Solving Logarithmic Equations: Tips and Troubleshooting | Roger's Math Help

[roger]

hi

could anyone tell me where I went wrong ?

simultaneously solve

2logbase2 y = logbase4 3 + logbase2 x

3^y = 9^x

But for the top I get y = 3 root x

and bottom I get y=3x

so what's gone wrong ?


thanks

roger

 

[dextercioby]

Use \ln

The second becomes

y\ln 3=2x\ln 3\Rightarrow y=2x (1)

while the first

2\ln y=\frac{\ln 3}{2}+\ln x (2)

Solve the simple system (1) + (2)

Daniel.

 

[roger]

do you mean log base e when you state ln ?

But my working out is as follows and please tell me what went wrong :

logbase2 y ^2 = logbase2 root3 + logbase2 x

= log base 2 xroot3 = log base2 y ^2
then remove logs and square both sides to get y = 3 root x

 

[HallsofIvy]

Sorry, but I can't find anything that's gone right.

9= 3² so 9^x= 3^2x.

The second equation is 3^y= 3^2x which gives y= 2x, not y= 3x.

The first equation is 2 log₂(y)= log₄(3)+ log₂(x)
log₂(y²)- log₂(x)= log₄(3)
log₂(y²/x)= log₄(3)

If z= log₄(3) then 3= 4^z= (2²)^z= 2^2z.
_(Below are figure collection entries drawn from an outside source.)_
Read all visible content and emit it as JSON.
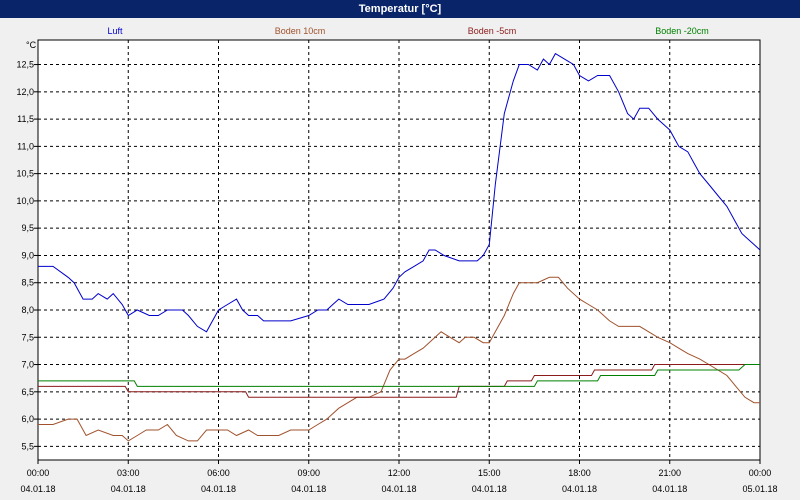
{
  "window": {
    "title": "Temperatur [°C]"
  },
  "chart_data": {
    "type": "line",
    "title": "Temperatur [°C]",
    "ylabel": "°C",
    "ylim": [
      5.25,
      12.95
    ],
    "xlim_hours": [
      0,
      24
    ],
    "yticks": [
      "5,5",
      "6,0",
      "6,5",
      "7,0",
      "7,5",
      "8,0",
      "8,5",
      "9,0",
      "9,5",
      "10,0",
      "10,5",
      "11,0",
      "11,5",
      "12,0",
      "12,5"
    ],
    "xticks": [
      {
        "time": "00:00",
        "date": "04.01.18"
      },
      {
        "time": "03:00",
        "date": "04.01.18"
      },
      {
        "time": "06:00",
        "date": "04.01.18"
      },
      {
        "time": "09:00",
        "date": "04.01.18"
      },
      {
        "time": "12:00",
        "date": "04.01.18"
      },
      {
        "time": "15:00",
        "date": "04.01.18"
      },
      {
        "time": "18:00",
        "date": "04.01.18"
      },
      {
        "time": "21:00",
        "date": "04.01.18"
      },
      {
        "time": "00:00",
        "date": "05.01.18"
      }
    ],
    "grid": true,
    "legend_position": "top",
    "series": [
      {
        "name": "Luft",
        "color": "#0000cc",
        "x": [
          0,
          0.5,
          1,
          1.2,
          1.5,
          1.8,
          2,
          2.3,
          2.5,
          2.8,
          3,
          3.3,
          3.7,
          4,
          4.3,
          4.6,
          4.8,
          5,
          5.3,
          5.6,
          5.8,
          6,
          6.3,
          6.6,
          6.8,
          7,
          7.3,
          7.5,
          7.7,
          8,
          8.4,
          9,
          9.3,
          9.6,
          9.8,
          10,
          10.3,
          10.6,
          11,
          11.5,
          11.8,
          12,
          12.2,
          12.5,
          12.8,
          13,
          13.2,
          13.5,
          14,
          14.3,
          14.6,
          14.8,
          15,
          15.2,
          15.5,
          15.8,
          16,
          16.3,
          16.6,
          16.8,
          17,
          17.2,
          17.5,
          17.8,
          18,
          18.3,
          18.6,
          19,
          19.3,
          19.6,
          19.8,
          20,
          20.3,
          20.6,
          20.8,
          21,
          21.3,
          21.6,
          21.8,
          22,
          22.3,
          22.6,
          22.9,
          23.2,
          23.4,
          23.6,
          23.8,
          24
        ],
        "y": [
          8.8,
          8.8,
          8.6,
          8.5,
          8.2,
          8.2,
          8.3,
          8.2,
          8.3,
          8.1,
          7.9,
          8.0,
          7.9,
          7.9,
          8.0,
          8.0,
          8.0,
          7.9,
          7.7,
          7.6,
          7.8,
          8.0,
          8.1,
          8.2,
          8.0,
          7.9,
          7.9,
          7.8,
          7.8,
          7.8,
          7.8,
          7.9,
          8.0,
          8.0,
          8.1,
          8.2,
          8.1,
          8.1,
          8.1,
          8.2,
          8.4,
          8.6,
          8.7,
          8.8,
          8.9,
          9.1,
          9.1,
          9.0,
          8.9,
          8.9,
          8.9,
          9.0,
          9.2,
          10.3,
          11.6,
          12.2,
          12.5,
          12.5,
          12.4,
          12.6,
          12.5,
          12.7,
          12.6,
          12.5,
          12.3,
          12.2,
          12.3,
          12.3,
          12.0,
          11.6,
          11.5,
          11.7,
          11.7,
          11.5,
          11.4,
          11.3,
          11.0,
          10.9,
          10.7,
          10.5,
          10.3,
          10.1,
          9.9,
          9.6,
          9.4,
          9.3,
          9.2,
          9.1
        ]
      },
      {
        "name": "Boden 10cm",
        "color": "#a0522d",
        "x": [
          0,
          0.5,
          1,
          1.3,
          1.6,
          2,
          2.5,
          2.8,
          3,
          3.3,
          3.6,
          4,
          4.3,
          4.6,
          5,
          5.3,
          5.6,
          6,
          6.3,
          6.6,
          7,
          7.3,
          7.6,
          8,
          8.4,
          9,
          9.3,
          9.6,
          10,
          10.3,
          10.6,
          11,
          11.4,
          11.7,
          12,
          12.2,
          12.5,
          12.8,
          13,
          13.2,
          13.4,
          13.7,
          14,
          14.2,
          14.5,
          14.8,
          15,
          15.2,
          15.5,
          15.8,
          16,
          16.3,
          16.6,
          17,
          17.3,
          17.6,
          18,
          18.3,
          18.6,
          19,
          19.3,
          19.6,
          20,
          20.3,
          20.6,
          21,
          21.3,
          21.6,
          22,
          22.3,
          22.6,
          22.9,
          23.2,
          23.5,
          23.8,
          24
        ],
        "y": [
          5.9,
          5.9,
          6.0,
          6.0,
          5.7,
          5.8,
          5.7,
          5.7,
          5.6,
          5.7,
          5.8,
          5.8,
          5.9,
          5.7,
          5.6,
          5.6,
          5.8,
          5.8,
          5.8,
          5.7,
          5.8,
          5.7,
          5.7,
          5.7,
          5.8,
          5.8,
          5.9,
          6.0,
          6.2,
          6.3,
          6.4,
          6.4,
          6.5,
          6.9,
          7.1,
          7.1,
          7.2,
          7.3,
          7.4,
          7.5,
          7.6,
          7.5,
          7.4,
          7.5,
          7.5,
          7.4,
          7.4,
          7.6,
          7.9,
          8.3,
          8.5,
          8.5,
          8.5,
          8.6,
          8.6,
          8.4,
          8.2,
          8.1,
          8.0,
          7.8,
          7.7,
          7.7,
          7.7,
          7.6,
          7.5,
          7.4,
          7.3,
          7.2,
          7.1,
          7.0,
          6.9,
          6.8,
          6.6,
          6.4,
          6.3,
          6.3
        ]
      },
      {
        "name": "Boden -5cm",
        "color": "#8b1a1a",
        "x": [
          0,
          2.9,
          3,
          5.2,
          5.4,
          6.9,
          7,
          13.9,
          14,
          15.5,
          15.6,
          16.4,
          16.5,
          18.4,
          18.5,
          20.4,
          20.5,
          24
        ],
        "y": [
          6.6,
          6.6,
          6.5,
          6.5,
          6.5,
          6.5,
          6.4,
          6.4,
          6.6,
          6.6,
          6.7,
          6.7,
          6.8,
          6.8,
          6.9,
          6.9,
          7.0,
          7.0
        ]
      },
      {
        "name": "Boden -20cm",
        "color": "#008000",
        "x": [
          0,
          3.2,
          3.3,
          14.5,
          14.6,
          16.5,
          16.6,
          18.6,
          18.7,
          20.5,
          20.6,
          23.3,
          23.5,
          24
        ],
        "y": [
          6.7,
          6.7,
          6.6,
          6.6,
          6.6,
          6.6,
          6.7,
          6.7,
          6.8,
          6.8,
          6.9,
          6.9,
          7.0,
          7.0
        ]
      }
    ]
  }
}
Now taking log₂ of both sides, gives log₂(3)= 2z so log₄(3)= (1/2)log₂(3)= log₂(3^1/2).

Putting those together, log₂(y²/x)= log₂(3^1/2) so that y²/x= 3^1/2 or y= 3^1/4x^1/2, not y= 3 x^1/2.

That is, we have 2x= 3^1/4x^1/2.

One obvious answer to that is x= 0.

Squaring both sides, 3x²= 3^1/2x and if x is not 0,
4x= 3^1/2 so x= 3^1/2/4 is another solution.

 

[dextercioby]

Halls,there's no such thing as logarithm from 0...That "x" equal 0 doesn't satisfy the first equation.

Daniel.

 

[roger]

Sorry, but I can't find anything that's gone right.

9= 3² so 9^x= 3^2x.

The second equation is 3^y= 3^2x which gives y= 2x, not y= 3x.

The first equation is 2 log₂(y)= log₄(3)+ log₂(x)
log₂(y²)- log₂(x)= log₄(3)
log₂(y²/x)= log₄(3)

If z= log₄(3) then 3= 4^z= (2²)^z= 2^2z. Now taking log₂ of both sides, gives log₂(3)= 2z so log₄(3)= (1/2)log₂(3)= log₂(3^1/2).

Putting those together, log₂(y²/x)= log₂(3^1/2) so that y²/x= 3^1/2 or y= 3^1/4x^1/2, not y= 3 x^1/2.

That is, we have 2x= 3^1/4x^1/2.

One obvious answer to that is x= 0.

Squaring both sides, 3x²= 3^1/2x and if x is not 0,
4x= 3^1/2 so x= 3^1/2/4 is another solution.

why ?

and dextercioby, x can't be negative but can't it tend to zero to give the power of negative infinity ?

 

[dextercioby]

No,no.That is x=0...It's an exact solution.It's not acceptable,as 0 is not in the domain of logarithm (in any base).

Daniel.

 

[HallsofIvy]

dexercioby was right, I was wrong- I forgot to check my answer in the original equation. The problem did not ask about limits, it asked about values for specific x. Since log₂(0) is not defined, x= 0 cannot satisfy the equation.

x= \frac{\sqrt{3}}{4}, y= \frac{\sqrt{3}}{2} is the only solution.